来人二十出头,身材魁梧,面容刚毅,穿着一身玄色劲装,风尘仆仆,眉宇间却透着几分与花允安相似的轮廓。
此人正是侯府嫡长子,花谨渊。
“爹!娘!”花谨渊一进门,便跪下叩首,“儿子不孝,三年未归,让爹娘挂念了!”
花允安和沈氏连忙上前,一把将他扶起。
花允安看到花谨渊,眼眶泛红,“回来就好!回来就好!快起来,让爹看看!”
沈卿云更是扑上前,拉着花谨渊的手,上上下下打量,眼泪止不住地流,她日日夜夜盼着的儿子,总算是回来了,“我的儿啊!你可算回来了!瘦了,也黑了,在边关吃了不少苦吧?”
花谨渊笑着摇头,“娘,别哭了,儿子在边关很好,您不用担心。”
他说着,目光在正厅里扫了一圈,见气氛有些不对,不由疑惑道:“爹,娘,今日不是祖母七十大寿吗?爹说邀请了很多贵客,还有太子殿下,可儿子回家,怎么只见冷清,不见热闹?”
按理说,宾客们就算回去了,侯府也应该是喜气盈盈的,可他不见半分喜气,反而还有一点不对劲。
特别是刚刚他进门看见花允安和沈氏两人的表情都不对。
花允安听见花谨渊问,脸上的笑容一僵,冷哼一声,“别提了!都是你那好妹妹,把好好的寿宴搅得一团糟!”

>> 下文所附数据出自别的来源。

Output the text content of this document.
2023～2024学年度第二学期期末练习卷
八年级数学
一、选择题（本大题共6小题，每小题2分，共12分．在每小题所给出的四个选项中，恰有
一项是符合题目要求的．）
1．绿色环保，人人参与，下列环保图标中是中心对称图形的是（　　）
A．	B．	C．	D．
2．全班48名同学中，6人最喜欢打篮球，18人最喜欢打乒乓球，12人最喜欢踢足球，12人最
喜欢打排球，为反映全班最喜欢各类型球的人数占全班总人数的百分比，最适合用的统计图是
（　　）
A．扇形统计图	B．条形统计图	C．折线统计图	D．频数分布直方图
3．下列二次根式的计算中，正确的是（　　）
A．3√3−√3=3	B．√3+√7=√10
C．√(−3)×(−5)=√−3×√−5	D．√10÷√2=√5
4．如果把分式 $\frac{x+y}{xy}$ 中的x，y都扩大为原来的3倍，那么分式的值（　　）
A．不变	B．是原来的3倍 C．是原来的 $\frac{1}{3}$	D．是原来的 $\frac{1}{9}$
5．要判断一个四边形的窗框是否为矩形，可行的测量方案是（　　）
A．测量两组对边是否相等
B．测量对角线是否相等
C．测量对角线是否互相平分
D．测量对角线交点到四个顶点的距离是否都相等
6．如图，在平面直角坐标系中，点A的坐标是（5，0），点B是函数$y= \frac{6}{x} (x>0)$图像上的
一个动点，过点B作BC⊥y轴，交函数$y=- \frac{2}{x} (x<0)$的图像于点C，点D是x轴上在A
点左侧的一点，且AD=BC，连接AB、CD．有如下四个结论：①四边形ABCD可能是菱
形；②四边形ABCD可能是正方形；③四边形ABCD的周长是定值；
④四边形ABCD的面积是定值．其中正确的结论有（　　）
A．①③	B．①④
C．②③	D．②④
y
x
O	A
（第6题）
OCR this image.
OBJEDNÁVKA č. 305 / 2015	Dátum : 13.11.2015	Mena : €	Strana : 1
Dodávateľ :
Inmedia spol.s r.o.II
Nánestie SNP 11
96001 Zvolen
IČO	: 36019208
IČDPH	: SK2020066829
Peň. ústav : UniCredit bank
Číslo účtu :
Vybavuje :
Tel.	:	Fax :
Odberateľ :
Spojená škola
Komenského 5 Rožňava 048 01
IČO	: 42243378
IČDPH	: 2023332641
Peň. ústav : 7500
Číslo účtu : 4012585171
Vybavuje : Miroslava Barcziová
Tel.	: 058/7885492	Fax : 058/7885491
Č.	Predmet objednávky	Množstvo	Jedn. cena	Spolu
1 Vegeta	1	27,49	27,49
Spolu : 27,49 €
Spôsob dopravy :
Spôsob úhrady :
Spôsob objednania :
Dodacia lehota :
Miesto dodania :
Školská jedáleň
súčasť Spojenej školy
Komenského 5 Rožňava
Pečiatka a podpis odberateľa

花谨渊一愣,不明白花允安说什么,“妹妹?初凝怎么了?”
花允安正要开口,沈卿云却抢先一步,拉着花谨渊的手,哭诉道:“谨渊啊,你是不知道,你那个妹妹初凝,她……”
她话说到一半,忽然顿住了。
她该怎么告诉儿子,花初凝不是她的亲生女儿?
又该怎么告诉他,花初凝一直在害他们全家?
这些话,她实在是说不出口。
花允安见沈卿云支支吾吾,冷哼一声,接过话头,“还能为什么?都是你那个妹妹初凝,今日在寿宴上丢尽了脸面!跳舞跳得像疯子,还差点害了靖王殿下!我罚了她一百大板,现在还在凝香榭里躺着呢!”
花谨渊听到花初凝被打,脸色骤变,“一百大板?爹,您疯了?初凝她一个姑娘家,怎么受得住一百大板?”
他说着,转身就要往凝香榭跑,要去看看花初凝的情况。
可花允安却一把拉住他,“你急什么?她那是活该!你是不知道她做了什么好事!她……”
“父亲,不管她做了什么,她也是您的女儿,我的妹妹!”花谨渊挣脱花允安的手,语气急切,“爹,初凝从小就懂事孝顺,她怎么会做出让您生气的事?这里面一定有误会!”
花允安被儿子这番话说得哑口无,脸色铁青。
沈卿云站在一旁,看着花谨渊那副心急如焚的模样,心中又酸又涩。
她的儿子,果然还是被花初凝那个贱人蒙在鼓里。
可她不敢说,不敢告诉儿子真相。
她怕儿子不信,更怕花初凝那个妖女,会对她的儿子下手。